Image by thehoneybunny via FlickrFrom Josh Silver on the Huffington Post today:
"Monday: Google and Verizon will announce a deal that the New York Times reports "could allow Verizon to speed some online content to Internet users more quickly if the content's creators are willing to pay for the privilege.""
Net neutrality -- NOT going to happen?
If this happens, Verizon is going to serve up certain content faster if companies pay for it. I use a Verizon Mi-Fi card for traveling and should this be what happens (looks like it is) then I'll be looking for a net-neutral internet provider.

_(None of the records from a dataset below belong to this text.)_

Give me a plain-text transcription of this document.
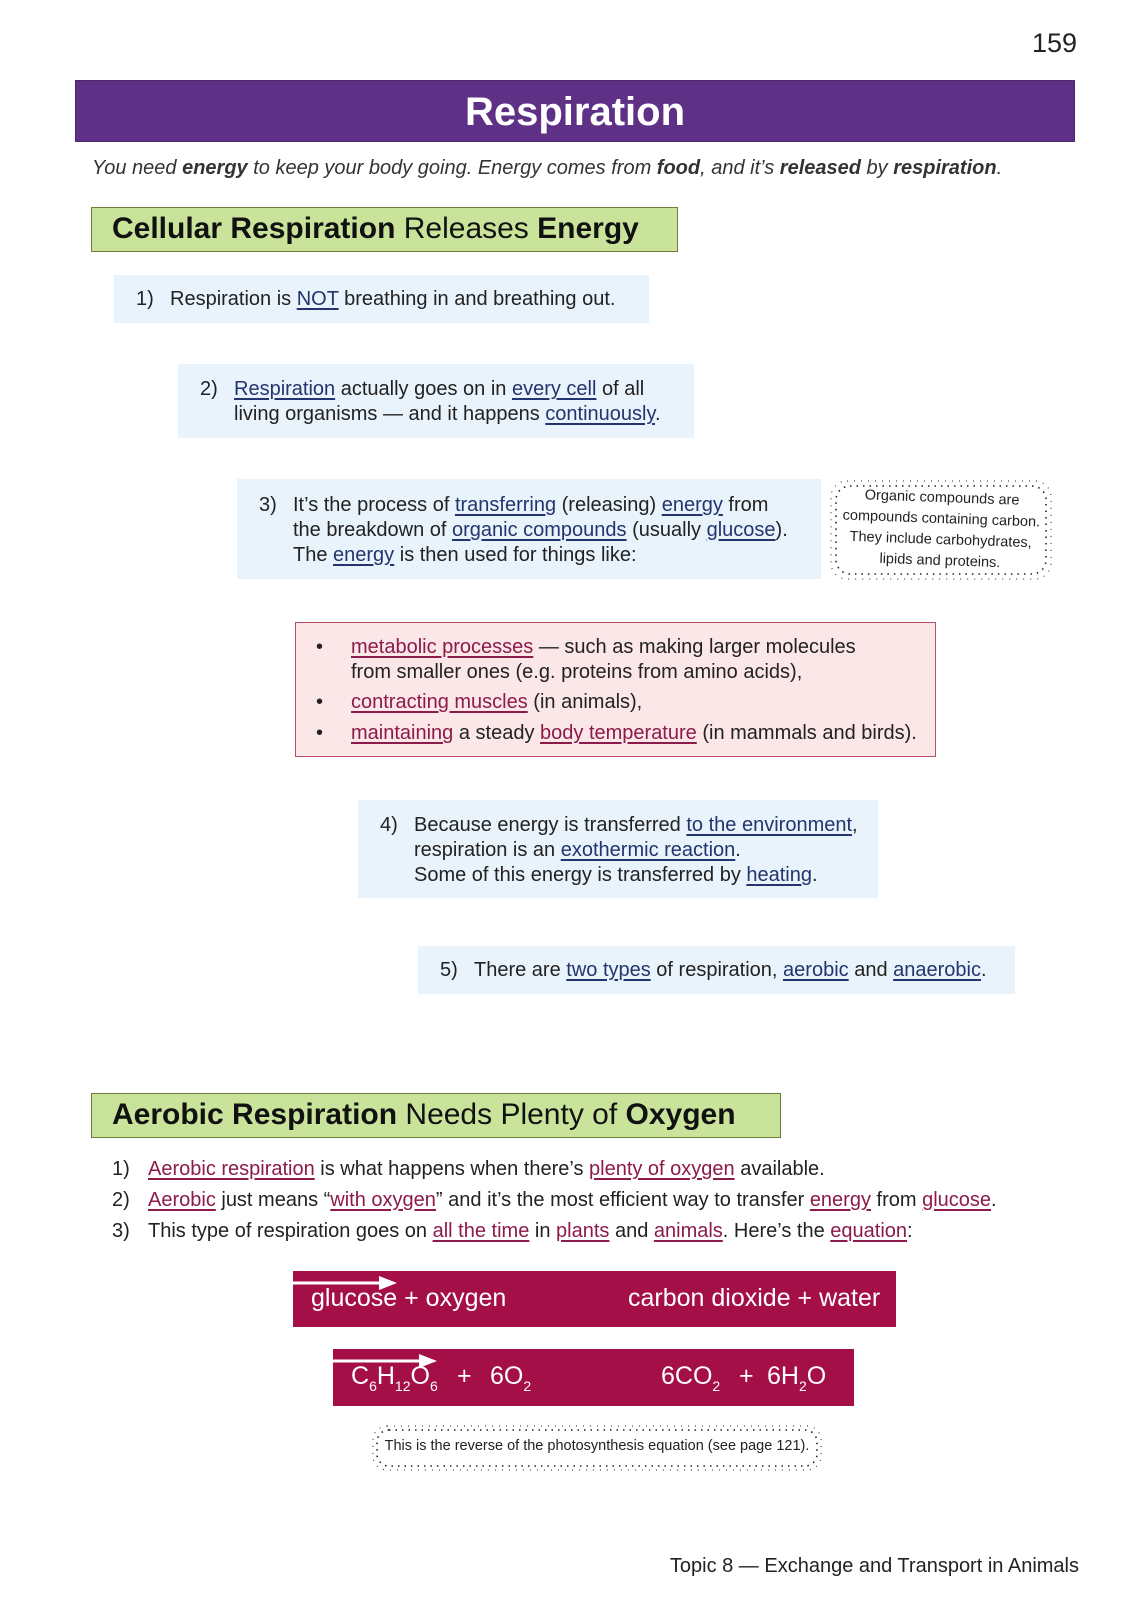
159
Respiration
You need energy to keep your body going. Energy comes from food, and it’s released by respiration.
Cellular Respiration Releases Energy
1) Respiration is NOT breathing in and breathing out.
2) Respiration actually goes on in every cell of all
living organisms — and it happens continuously.
3) It’s the process of transferring (releasing) energy from
the breakdown of organic compounds (usually glucose).
The energy is then used for things like:
Organic compounds are
compounds containing carbon.
They include carbohydrates,
lipids and proteins.
• metabolic processes — such as making larger molecules
from smaller ones (e.g. proteins from amino acids),
• contracting muscles (in animals),
• maintaining a steady body temperature (in mammals and birds).
4) Because energy is transferred to the environment,
respiration is an exothermic reaction.
Some of this energy is transferred by heating.
5) There are two types of respiration, aerobic and anaerobic.
Aerobic Respiration Needs Plenty of Oxygen
1) Aerobic respiration is what happens when there’s plenty of oxygen available.
2) Aerobic just means “with oxygen” and it’s the most efficient way to transfer energy from glucose.
3) This type of respiration goes on all the time in plants and animals. Here’s the equation:
glucose + oxygen	carbon dioxide + water
$C_6H_{12}O_6 + 6O_2$	$6CO_2 + 6H_2O$
This is the reverse of the photosynthesis equation (see page 121).
Topic 8 — Exchange and Transport in Animals
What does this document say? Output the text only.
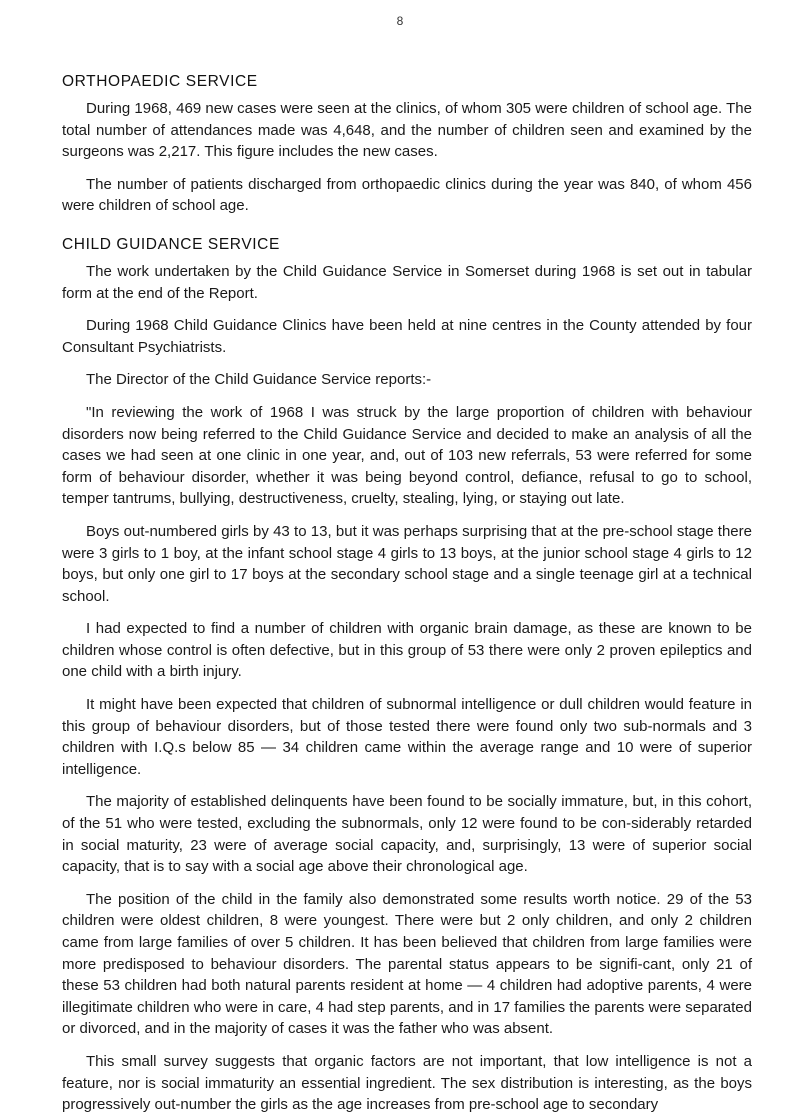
8
ORTHOPAEDIC SERVICE

During 1968, 469 new cases were seen at the clinics, of whom 305 were children of school age. The total number of attendances made was 4,648, and the number of children seen and examined by the surgeons was 2,217. This figure includes the new cases.

The number of patients discharged from orthopaedic clinics during the year was 840, of whom 456 were children of school age.

CHILD GUIDANCE SERVICE

The work undertaken by the Child Guidance Service in Somerset during 1968 is set out in tabular form at the end of the Report.

During 1968 Child Guidance Clinics have been held at nine centres in the County attended by four Consultant Psychiatrists.

The Director of the Child Guidance Service reports:-

"In reviewing the work of 1968 I was struck by the large proportion of children with behaviour disorders now being referred to the Child Guidance Service and decided to make an analysis of all the cases we had seen at one clinic in one year, and, out of 103 new referrals, 53 were referred for some form of behaviour disorder, whether it was being beyond control, defiance, refusal to go to school, temper tantrums, bullying, destructiveness, cruelty, stealing, lying, or staying out late.

Boys out-numbered girls by 43 to 13, but it was perhaps surprising that at the pre-school stage there were 3 girls to 1 boy, at the infant school stage 4 girls to 13 boys, at the junior school stage 4 girls to 12 boys, but only one girl to 17 boys at the secondary school stage and a single teenage girl at a technical school.

I had expected to find a number of children with organic brain damage, as these are known to be children whose control is often defective, but in this group of 53 there were only 2 proven epileptics and one child with a birth injury.

It might have been expected that children of subnormal intelligence or dull children would feature in this group of behaviour disorders, but of those tested there were found only two sub-normals and 3 children with I.Q.s below 85 — 34 children came within the average range and 10 were of superior intelligence.

The majority of established delinquents have been found to be socially immature, but, in this cohort, of the 51 who were tested, excluding the subnormals, only 12 were found to be con-siderably retarded in social maturity, 23 were of average social capacity, and, surprisingly, 13 were of superior social capacity, that is to say with a social age above their chronological age.

The position of the child in the family also demonstrated some results worth notice. 29 of the 53 children were oldest children, 8 were youngest. There were but 2 only children, and only 2 children came from large families of over 5 children. It has been believed that children from large families were more predisposed to behaviour disorders. The parental status appears to be signifi-cant, only 21 of these 53 children had both natural parents resident at home — 4 children had adoptive parents, 4 were illegitimate children who were in care, 4 had step parents, and in 17 families the parents were separated or divorced, and in the majority of cases it was the father who was absent.

This small survey suggests that organic factors are not important, that low intelligence is not a feature, nor is social immaturity an essential ingredient. The sex distribution is interesting, as the boys progressively out-number the girls as the age increases from pre-school age to secondary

This in many ways is more than censorship - it is attention to the highest bidder. Companies already have the benefit in that they hire people to optimize their sites for search engines and boost their "ratings" however, still, links can and do rise to the top based upon what people write about them. A school teacher in remote Georgia or Saskatchewan Canada can have her or his posts alongside educational journalist giants if she works to write well enough and has enough friends talking about it.

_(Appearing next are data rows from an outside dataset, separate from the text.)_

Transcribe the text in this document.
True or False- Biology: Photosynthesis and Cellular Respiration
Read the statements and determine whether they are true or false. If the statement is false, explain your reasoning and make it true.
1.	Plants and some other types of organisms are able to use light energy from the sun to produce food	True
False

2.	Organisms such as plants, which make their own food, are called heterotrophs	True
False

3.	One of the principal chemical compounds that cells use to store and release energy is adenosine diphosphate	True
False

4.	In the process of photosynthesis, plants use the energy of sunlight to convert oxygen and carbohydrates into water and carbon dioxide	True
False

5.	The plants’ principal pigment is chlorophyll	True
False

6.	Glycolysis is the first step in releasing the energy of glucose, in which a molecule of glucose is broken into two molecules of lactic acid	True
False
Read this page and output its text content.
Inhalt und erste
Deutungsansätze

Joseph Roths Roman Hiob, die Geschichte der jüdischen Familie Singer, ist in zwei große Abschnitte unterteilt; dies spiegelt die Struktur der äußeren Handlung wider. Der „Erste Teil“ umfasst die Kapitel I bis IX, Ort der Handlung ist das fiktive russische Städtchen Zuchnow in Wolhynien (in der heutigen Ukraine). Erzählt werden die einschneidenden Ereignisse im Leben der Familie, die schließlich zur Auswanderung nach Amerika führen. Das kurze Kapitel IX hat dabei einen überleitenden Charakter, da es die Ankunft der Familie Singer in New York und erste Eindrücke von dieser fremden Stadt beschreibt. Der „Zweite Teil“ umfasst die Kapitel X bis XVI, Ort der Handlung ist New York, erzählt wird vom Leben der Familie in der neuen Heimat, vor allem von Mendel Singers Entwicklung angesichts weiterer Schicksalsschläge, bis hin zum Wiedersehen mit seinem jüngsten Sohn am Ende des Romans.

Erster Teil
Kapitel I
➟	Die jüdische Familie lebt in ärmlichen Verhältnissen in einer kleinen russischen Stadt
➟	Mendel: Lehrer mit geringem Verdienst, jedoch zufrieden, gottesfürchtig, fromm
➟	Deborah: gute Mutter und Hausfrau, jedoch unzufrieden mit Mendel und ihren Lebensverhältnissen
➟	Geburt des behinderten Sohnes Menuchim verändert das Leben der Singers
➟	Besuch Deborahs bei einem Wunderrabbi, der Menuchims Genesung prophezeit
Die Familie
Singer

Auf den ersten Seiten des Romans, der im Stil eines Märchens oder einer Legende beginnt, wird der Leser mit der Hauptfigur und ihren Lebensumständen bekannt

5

Will the Net Be Ruled by Capitalist Communism?
However, now, the actual carrier of the internet service can bias how fast we access websites. That is not just unfair - it is undemocratic. It is capitalism communism in many ways and repugnant to those of us who appreciate that anyone can rise to the top.
In many ways this would be a meta- filter of what would come into our schools that can influence what comes to our students.

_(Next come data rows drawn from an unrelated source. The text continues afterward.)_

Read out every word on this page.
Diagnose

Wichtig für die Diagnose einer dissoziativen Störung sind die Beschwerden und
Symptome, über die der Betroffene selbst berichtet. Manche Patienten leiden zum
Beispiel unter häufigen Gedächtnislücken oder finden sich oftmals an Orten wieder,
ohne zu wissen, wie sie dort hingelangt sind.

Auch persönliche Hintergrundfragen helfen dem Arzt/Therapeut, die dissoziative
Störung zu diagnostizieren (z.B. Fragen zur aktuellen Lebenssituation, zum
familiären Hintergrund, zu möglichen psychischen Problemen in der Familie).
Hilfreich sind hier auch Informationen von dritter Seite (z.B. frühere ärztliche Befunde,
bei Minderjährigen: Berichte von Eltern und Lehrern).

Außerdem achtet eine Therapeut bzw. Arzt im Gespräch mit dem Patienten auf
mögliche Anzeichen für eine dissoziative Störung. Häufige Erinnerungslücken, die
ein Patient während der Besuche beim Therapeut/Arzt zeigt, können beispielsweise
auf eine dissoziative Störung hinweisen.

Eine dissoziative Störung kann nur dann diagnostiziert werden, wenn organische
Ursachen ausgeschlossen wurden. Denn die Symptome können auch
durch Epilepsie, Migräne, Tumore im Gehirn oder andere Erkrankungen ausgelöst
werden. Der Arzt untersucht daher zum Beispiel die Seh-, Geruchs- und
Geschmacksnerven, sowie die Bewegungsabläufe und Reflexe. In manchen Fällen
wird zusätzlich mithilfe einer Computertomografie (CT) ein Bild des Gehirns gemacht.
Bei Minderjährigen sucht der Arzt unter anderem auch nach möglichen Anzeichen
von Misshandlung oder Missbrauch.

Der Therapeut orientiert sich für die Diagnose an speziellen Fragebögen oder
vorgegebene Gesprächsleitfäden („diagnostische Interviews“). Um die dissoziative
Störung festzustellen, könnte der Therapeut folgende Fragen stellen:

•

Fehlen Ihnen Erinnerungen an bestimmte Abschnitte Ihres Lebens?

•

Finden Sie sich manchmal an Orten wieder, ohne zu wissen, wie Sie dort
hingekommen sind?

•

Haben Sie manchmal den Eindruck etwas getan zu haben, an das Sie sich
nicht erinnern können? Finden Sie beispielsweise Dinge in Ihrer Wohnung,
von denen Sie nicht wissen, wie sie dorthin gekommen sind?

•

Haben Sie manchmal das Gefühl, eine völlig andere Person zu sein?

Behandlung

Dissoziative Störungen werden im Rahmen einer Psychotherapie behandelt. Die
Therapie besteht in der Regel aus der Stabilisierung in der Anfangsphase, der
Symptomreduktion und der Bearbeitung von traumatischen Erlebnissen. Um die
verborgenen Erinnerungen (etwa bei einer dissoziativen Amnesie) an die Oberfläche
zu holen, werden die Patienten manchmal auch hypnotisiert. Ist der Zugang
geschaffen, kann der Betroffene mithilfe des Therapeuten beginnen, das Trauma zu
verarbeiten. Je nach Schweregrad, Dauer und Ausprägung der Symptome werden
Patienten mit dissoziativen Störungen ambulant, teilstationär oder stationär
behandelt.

Can't we at least require Internet companies to provide net-neutral services to schools? Does this mean that certain companies pay Internet companies to "bias" in favor of their company with download speeds etc. letting our schools become a commodity and yet another way to serve up targeted advertising to kids?
Pay Me a Fee and I'll Let You By
This sounds a lot like paying a street thug for "protection" to me. I'm sorry, but the whole non-net neutral tact that Internet companies are taking is repugnant. If we don't care, then we're truly letting our future go up to the highest bidder.
It is easier to pull up an oak tree when it is a scrub - let this thing grow and the roots will be so deep it will be virtually impossible to remove. I promise.
This will be an issue that my students review and report on this fall as it is a pivotal one for our future. Certainly the lawyers know more than I do on this one, but it is one to follow and reflect upon.